April 1, 2014 [Tulsa World] - Magellan Midstream Partners LP will build a $250 million condensate splitter and infrastructure at its terminal in Corpus Christi, Texas, the Tulsa-based petroleum transport and storage company announced Monday.
The splitter is part of a project to build more than 1 million barrels of storage, dock improvements and two additional truck bays at Magellan’s terminal. The work also will include pipelines connecting the terminal and Trafigura AG’s nearby facility.
“Our Corpus Christi terminal is ideally situated to receive condensate from the Eagle Ford shale, including shipments via our Double Eagle pipeline joint venture, and to offer flexible services and a variety of market options for our customer.” Magellan CEO Michael Mears said in a statement.
Magellan is building the splitter and infrastructure under a fee-based, take-or-pay agreement with Trafigura, the Dutch international commodities trading firm. The splitter will be capable of processing 50,000 barrels per day in condensate crude, with another 50,000 BPD possible if demand warranted it.
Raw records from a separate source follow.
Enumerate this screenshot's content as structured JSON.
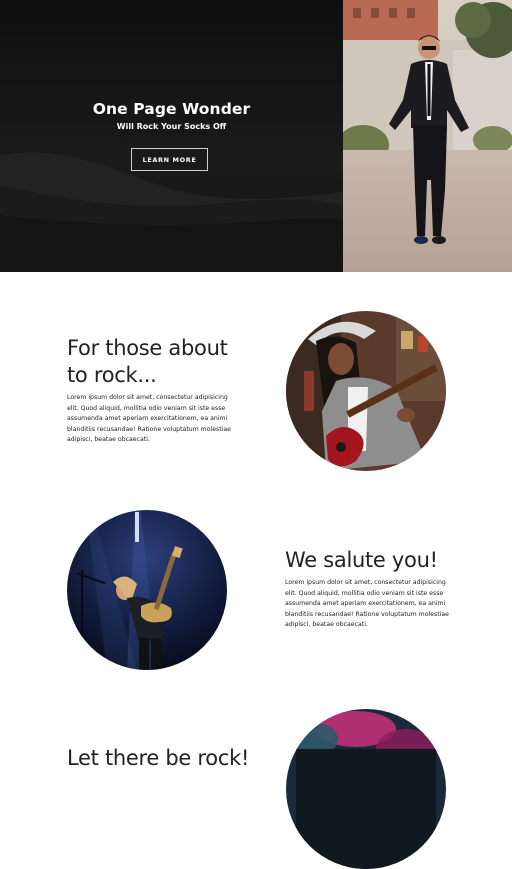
{
  "hero": {
    "title": "One Page Wonder",
    "subtitle": "Will Rock Your Socks Off",
    "button_label": "LEARN MORE",
    "photo_alt": "man in suit walking on street"
  },
  "sections": [
    {
      "heading": "For those about to rock...",
      "body": "Lorem ipsum dolor sit amet, consectetur adipisicing elit. Quod aliquid, mollitia odio veniam sit iste esse assumenda amet aperiam exercitationem, ea animi blanditiis recusandae! Ratione voluptatum molestiae adipisci, beatae obcaecati.",
      "image": "woman playing red electric guitar"
    },
    {
      "heading": "We salute you!",
      "body": "Lorem ipsum dolor sit amet, consectetur adipisicing elit. Quod aliquid, mollitia odio veniam sit iste esse assumenda amet aperiam exercitationem, ea animi blanditiis recusandae! Ratione voluptatum molestiae adipisci, beatae obcaecati.",
      "image": "guitarist performing on stage"
    },
    {
      "heading": "Let there be rock!",
      "image": "concert crowd with pink lights"
    }
  ],
  "colors": {
    "hero_background": "#141414",
    "page_background": "#ffffff",
    "text": "#222222"
  }
}
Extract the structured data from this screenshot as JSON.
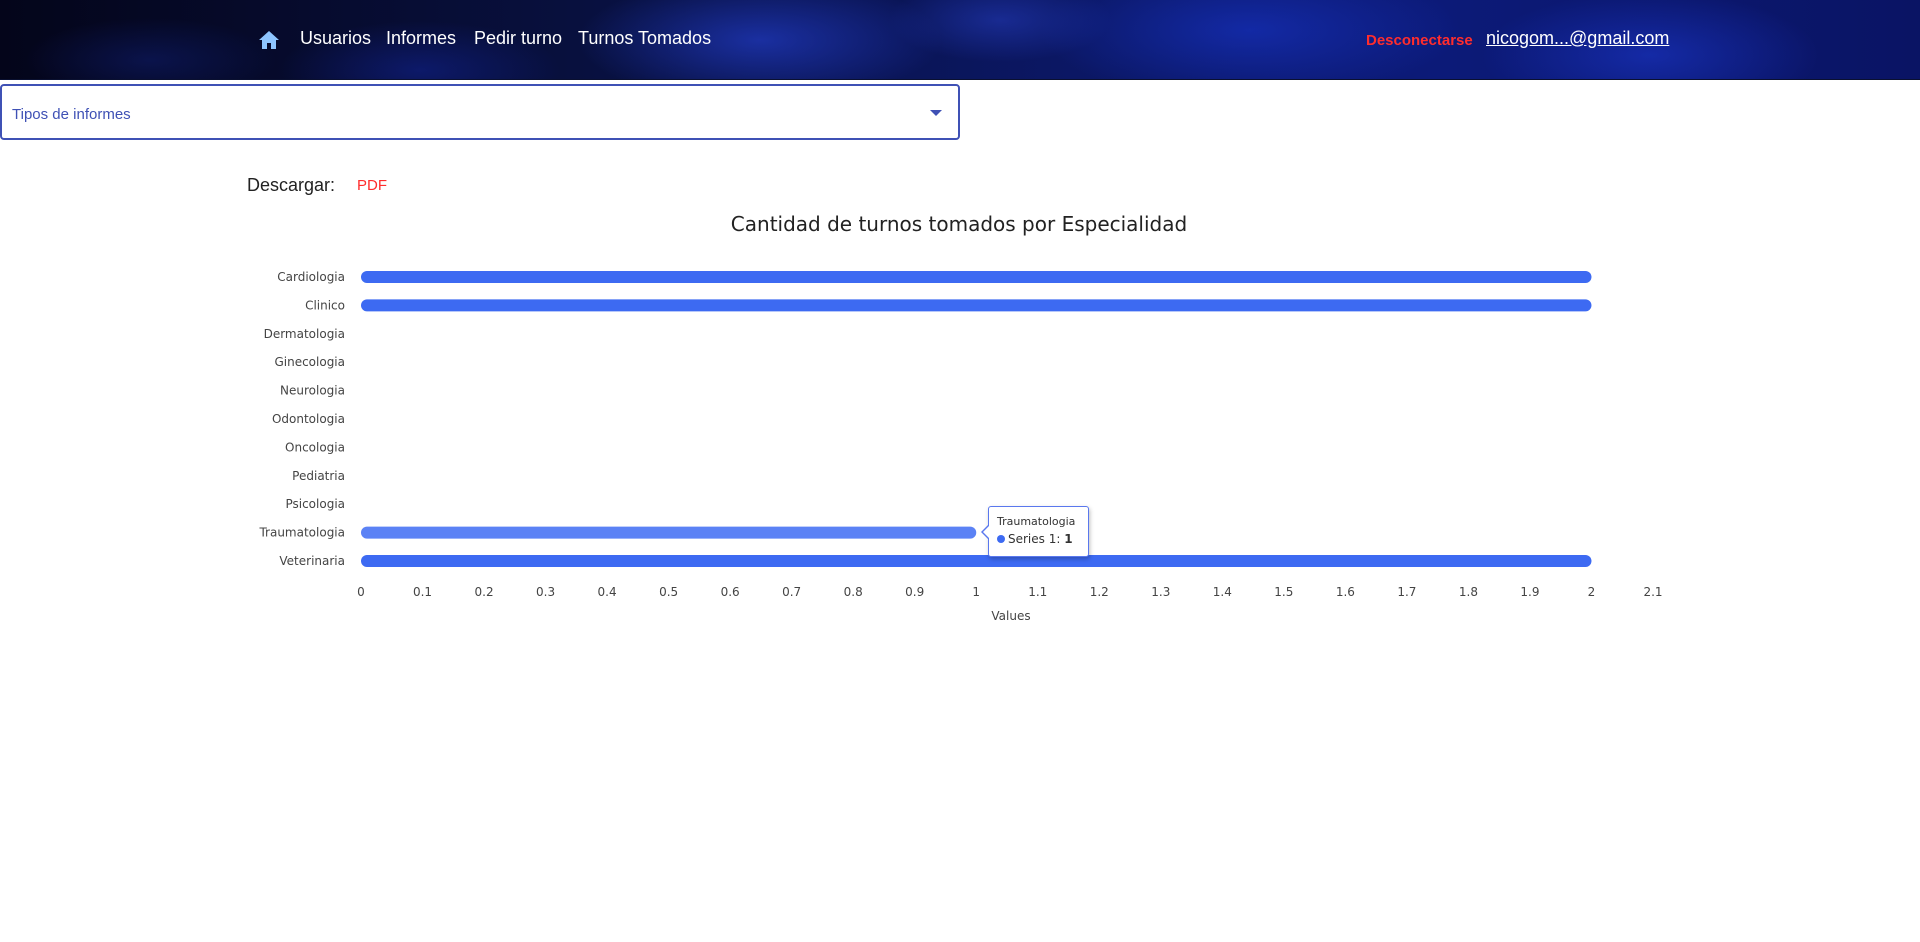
{
  "nav": {
    "items": [
      "Usuarios",
      "Informes",
      "Pedir turno",
      "Turnos Tomados"
    ],
    "logout_label": "Desconectarse",
    "user_email": "nicogom...@gmail.com"
  },
  "select": {
    "label": "Tipos de informes"
  },
  "download": {
    "label": "Descargar:",
    "pdf_label": "PDF"
  },
  "colors": {
    "bar": "#3d6af2",
    "bar_highlight": "#5b82f5",
    "logout": "#ff2d2d",
    "accent": "#3f51b5"
  },
  "chart_data": {
    "type": "bar",
    "orientation": "horizontal",
    "title": "Cantidad de turnos tomados por Especialidad",
    "xlabel": "Values",
    "ylabel": "",
    "categories": [
      "Cardiologia",
      "Clinico",
      "Dermatologia",
      "Ginecologia",
      "Neurologia",
      "Odontologia",
      "Oncologia",
      "Pediatria",
      "Psicologia",
      "Traumatologia",
      "Veterinaria"
    ],
    "series": [
      {
        "name": "Series 1",
        "values": [
          2,
          2,
          0,
          0,
          0,
          0,
          0,
          0,
          0,
          1,
          2
        ]
      }
    ],
    "xlim": [
      0,
      2.1
    ],
    "xticks": [
      "0",
      "0.1",
      "0.2",
      "0.3",
      "0.4",
      "0.5",
      "0.6",
      "0.7",
      "0.8",
      "0.9",
      "1",
      "1.1",
      "1.2",
      "1.3",
      "1.4",
      "1.5",
      "1.6",
      "1.7",
      "1.8",
      "1.9",
      "2",
      "2.1"
    ],
    "grid": false,
    "tooltip": {
      "category": "Traumatologia",
      "series": "Series 1",
      "value": "1"
    }
  }
}
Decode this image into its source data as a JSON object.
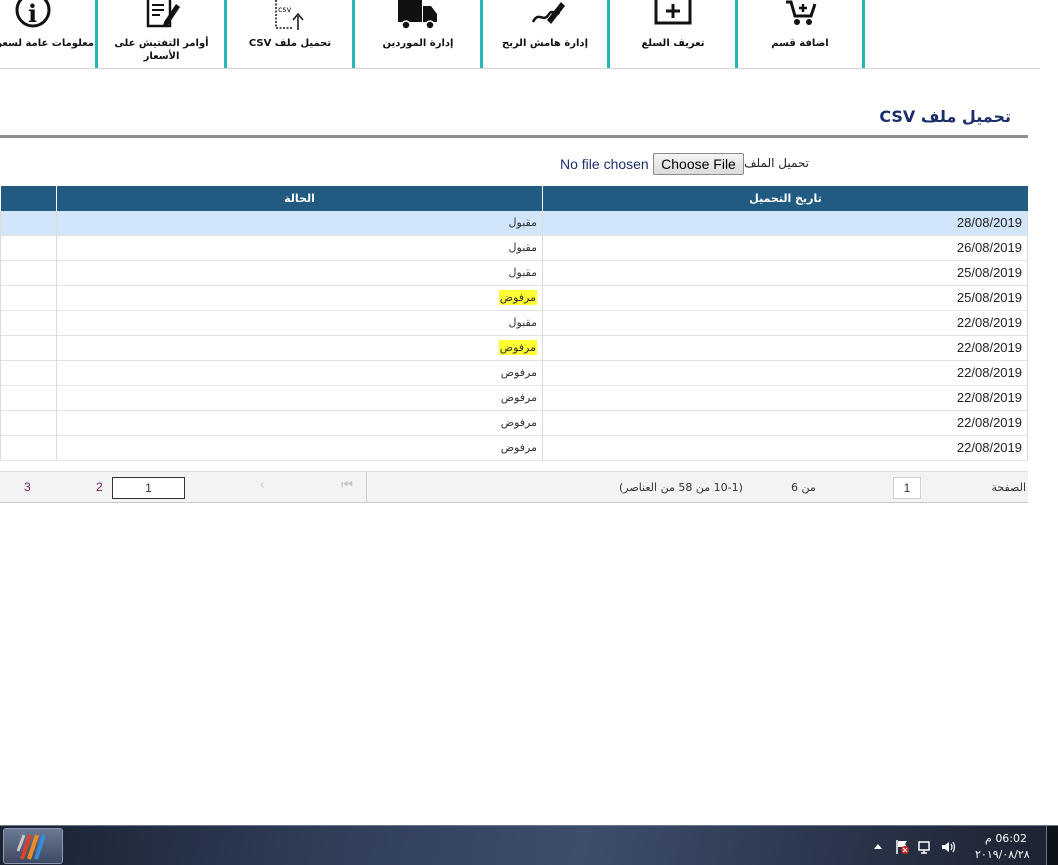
{
  "toolbar": {
    "items": [
      {
        "label": "اضافة قسم",
        "icon": "cart-add-icon"
      },
      {
        "label": "تعريف السلع",
        "icon": "box-plus-icon"
      },
      {
        "label": "إدارة هامش الربح",
        "icon": "pen-sign-icon"
      },
      {
        "label": "إدارة الموردين",
        "icon": "truck-icon"
      },
      {
        "label": "تحميل ملف CSV",
        "icon": "csv-upload-icon",
        "icon_text": "csv"
      },
      {
        "label": "أوامر التفتيش على الأسعار",
        "icon": "edit-document-icon"
      },
      {
        "label": "معلومات عامة لسعر",
        "icon": "info-circle-icon",
        "icon_text": "i"
      }
    ],
    "accent_color": "#26b6b6"
  },
  "section": {
    "title": "تحميل ملف CSV"
  },
  "upload": {
    "label": "تحميل الملف",
    "button_label": "Choose File",
    "status": "No file chosen"
  },
  "table": {
    "columns": [
      "تاريخ التحميل",
      "الحالة"
    ],
    "header_color": "#215b81",
    "rows": [
      {
        "date": "28/08/2019",
        "status": "مقبول",
        "highlight": false,
        "selected": true
      },
      {
        "date": "26/08/2019",
        "status": "مقبول",
        "highlight": false,
        "selected": false
      },
      {
        "date": "25/08/2019",
        "status": "مقبول",
        "highlight": false,
        "selected": false
      },
      {
        "date": "25/08/2019",
        "status": "مرفوض",
        "highlight": true,
        "selected": false
      },
      {
        "date": "22/08/2019",
        "status": "مقبول",
        "highlight": false,
        "selected": false
      },
      {
        "date": "22/08/2019",
        "status": "مرفوض",
        "highlight": true,
        "selected": false
      },
      {
        "date": "22/08/2019",
        "status": "مرفوض",
        "highlight": false,
        "selected": false
      },
      {
        "date": "22/08/2019",
        "status": "مرفوض",
        "highlight": false,
        "selected": false
      },
      {
        "date": "22/08/2019",
        "status": "مرفوض",
        "highlight": false,
        "selected": false
      },
      {
        "date": "22/08/2019",
        "status": "مرفوض",
        "highlight": false,
        "selected": false
      }
    ]
  },
  "pager": {
    "page_word": "الصفحة",
    "page_value": "1",
    "page_of": "من 6",
    "items_info": "(10-1 من 58 من العناصر)",
    "first_symbol": "⏮",
    "prev_symbol": "‹",
    "current_page": "1",
    "page2": "2",
    "page3": "3"
  },
  "taskbar": {
    "time": "06:02 م",
    "date": "٢٠١٩/٠٨/٢٨"
  }
}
Trafigura’s director of North America oil trading, Jeff Kopp, said the agreement with Magellan will provide another outlet for producers of domestic crude and condensate.
“We believe Corpus Christi is advantaged over other locations and these investments, along with our other assets in the area, are critical to providing long-term solutions for the producers,” Kopp said.
Magellan is involved in several major pipelines either operating or under construction in south Texas. The Double Eagle is a joint venture with Kinder Morgan Energy Partners to deliver condensate crude from the Eagle Ford Shale to the Gulf Coast.
Mears told Reuters last year that the U.S. Gulf Coast may need more than a half a dozen condensate splitters in the next few years. Splitters are basic distillation towers that process condensate into exportable products.